THE SECRET OF POWERFUL AND TRANSFORMING LEADERSHIP

Donald Broadbent from the cognitive school of psychology actually believes that our traditional understanding of leadership can be significantly enhanced by looking at leadership through the lens of a cognitivist. Looking through this lens he says, “We will see that leadership is a transaction that occurs within and between the minds of leaders and followers. A leader is an individual who discerns a story, or myth – a mental representation – that significantly affects the thoughts, behaviours and feelings of a large number of people termed followers. Since followers invariably know many stories, a leader will only be effective if his or her story is powerful; if it can compete successfully for influence with already prevalent stories.”

The most powerful stories turn out – surprise, surprise – to be the ones about identity; stories that help individuals discover where they are coming from, and where they are, or should be headed. A crucial element in the effectiveness of a story hinges on whether a leader embodies the story; whether their own actions, values, and way of life reinforces the themes of the story that they relate.

The power of the right narrative to bring us to integration

In his book Re-Wired: Exploring Religious Conversion Paul Markham said, “Simply stated it seems becoming a Christian is the process of naturalisation into a narrative tradition which is, and is being shaped by the story of Jesus.”

It was Tertullian in the first century who said “The soul of man is naturally Christian.” He didn’t mean naturally virtuous, but have you noticed that everybody wants to look Christian, usually without paying the price of actually being Christian? (see early section of this chapter.)

A case could be put many of the other religions are redefining the presentation of their ethos to make them look more Christian. Tertullian was indicating that the deepest yearnings for what we would really like to look like and to be, if we felt we could sustain it, appear very much like Jesus. Maybe this is what lies behind the meaning of the words of John in his gospel when he said “Christ is the light which illuminates every man who comes in to the world.” Maybe it is why people like Mother Theresa have had so much impact!

Carl Jung finds another life key

Carl Jung wrote,“The historic figure we know as Jesus Christ is in fact the highest and most profound archetype that brought life to any spiritually hungry soul that identified with him.” That identification included names like Francis of Assisi of Italy, King Wenceslas of Czechoslovakia, Patrick of Ireland, Basil of Caesarea, Martin Luther of Germany, and John Wesley of England – to name a few. These people rose beyond the institutions of their day to bring spiritual insight and a social architecture that invited tens of thousands into a new and integrated, spiritually inspired, style of life.

The identification that shaped Western culture

There are those whose identification with Christ have shaped our culture – authors like Dickens, Tolstoy, and Dostoevsky. Others whose identification with Christ shaped the genius of their creative output include names from Vincent van Gogh to the great Michelangelo, or musical geniuses like Bach or Handel, and countless poets from Gerard Manley Hopkins to William Cowper to Milton.

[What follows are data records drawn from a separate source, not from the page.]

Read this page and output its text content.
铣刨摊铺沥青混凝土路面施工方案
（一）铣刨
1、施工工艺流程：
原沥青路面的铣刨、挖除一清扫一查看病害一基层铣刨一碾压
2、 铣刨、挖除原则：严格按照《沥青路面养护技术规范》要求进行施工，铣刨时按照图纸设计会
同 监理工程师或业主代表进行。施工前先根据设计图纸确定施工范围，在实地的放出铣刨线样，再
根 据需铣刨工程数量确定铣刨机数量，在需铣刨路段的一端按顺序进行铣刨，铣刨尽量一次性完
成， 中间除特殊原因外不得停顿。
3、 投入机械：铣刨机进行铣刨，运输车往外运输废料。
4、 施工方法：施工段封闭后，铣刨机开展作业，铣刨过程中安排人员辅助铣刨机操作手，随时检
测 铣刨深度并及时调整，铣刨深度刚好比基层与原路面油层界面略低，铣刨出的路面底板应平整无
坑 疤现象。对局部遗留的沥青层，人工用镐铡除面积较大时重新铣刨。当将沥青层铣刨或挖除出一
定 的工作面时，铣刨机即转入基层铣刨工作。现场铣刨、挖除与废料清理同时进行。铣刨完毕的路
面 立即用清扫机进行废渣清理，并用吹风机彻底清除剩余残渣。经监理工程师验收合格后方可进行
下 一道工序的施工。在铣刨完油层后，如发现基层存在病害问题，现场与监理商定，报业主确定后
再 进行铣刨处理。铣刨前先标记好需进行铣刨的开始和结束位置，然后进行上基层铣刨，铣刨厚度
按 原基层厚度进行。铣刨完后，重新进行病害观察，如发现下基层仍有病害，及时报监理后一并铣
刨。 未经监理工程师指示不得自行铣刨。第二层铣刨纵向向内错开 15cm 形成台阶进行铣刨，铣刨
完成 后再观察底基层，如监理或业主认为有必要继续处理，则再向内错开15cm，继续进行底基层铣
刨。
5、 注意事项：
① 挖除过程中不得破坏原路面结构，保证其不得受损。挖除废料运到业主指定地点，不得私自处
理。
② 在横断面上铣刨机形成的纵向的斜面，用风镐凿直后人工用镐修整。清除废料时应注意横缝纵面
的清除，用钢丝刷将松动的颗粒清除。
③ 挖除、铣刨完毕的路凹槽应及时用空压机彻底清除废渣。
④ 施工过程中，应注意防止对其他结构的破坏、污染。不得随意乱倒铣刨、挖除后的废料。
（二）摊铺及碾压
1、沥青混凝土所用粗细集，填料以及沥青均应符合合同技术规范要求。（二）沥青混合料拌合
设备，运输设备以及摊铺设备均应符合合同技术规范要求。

Our culture has been illuminated by the enlightened spirits of those who not only identified with Christ but felt they had a love relationship with him. Who can estimate the impact of the nineteenth century reformers like Wilberforce, Lord Shaftesbury, Elizabeth Fry, Florence Nightingale and Keir Hardy all of whom confronted power structures and transformed them? More recently we have Martin Luther King Jr., Desmond Tutu, Nelson Mandella, Dom Helda Camara and Mother Teresa.

The source of all that is uplifting and sweet in our society

Professor Edwin Judge of Macquarie University, Sydney, Australia, believed anything sweet or humanising in a culture was, on closer scrutiny, always produced by somebody who identified with Jesus of Nazareth. In my own country Australia, we have Simpson and his donkey. He is our most significant military hero yet probably never fired a shot in anger. He was an ordinary man who laid down his life for his friends.There is a part of us that is always looking around for a narrative, a story that we can identify with that reminds us of who we are meant to be.

The need of prophet mythmakers for social progress

The prophet mythmaker is one who tells us what we can become together, and gives us a vision of our life purpose in the future we are meant to create. He brings us the story that lifts and bonds us, and saves us from self interest. Some stories and life responses are durable. They have lasted, not because of their historicity or proven scientific veracity, but because deep within the heart of humankind there is a recognition of the highest self residing waiting to be born.

In some spiritually alert people there is a heightened sense of the mystery behind all things, something that is being confirmed at all levels of human experience. Geoffrey Satinover, a practicing psychiatrist, studying for his doctorate in physics said, “I believe the discoveries that are at the heart of physics will make people aware of the fact (not just aware, it will make it second nature to them in the way materialism is second nature now ) that the entire physical universe is permeated at every level with a mystery that is fundamentally theological in nature.”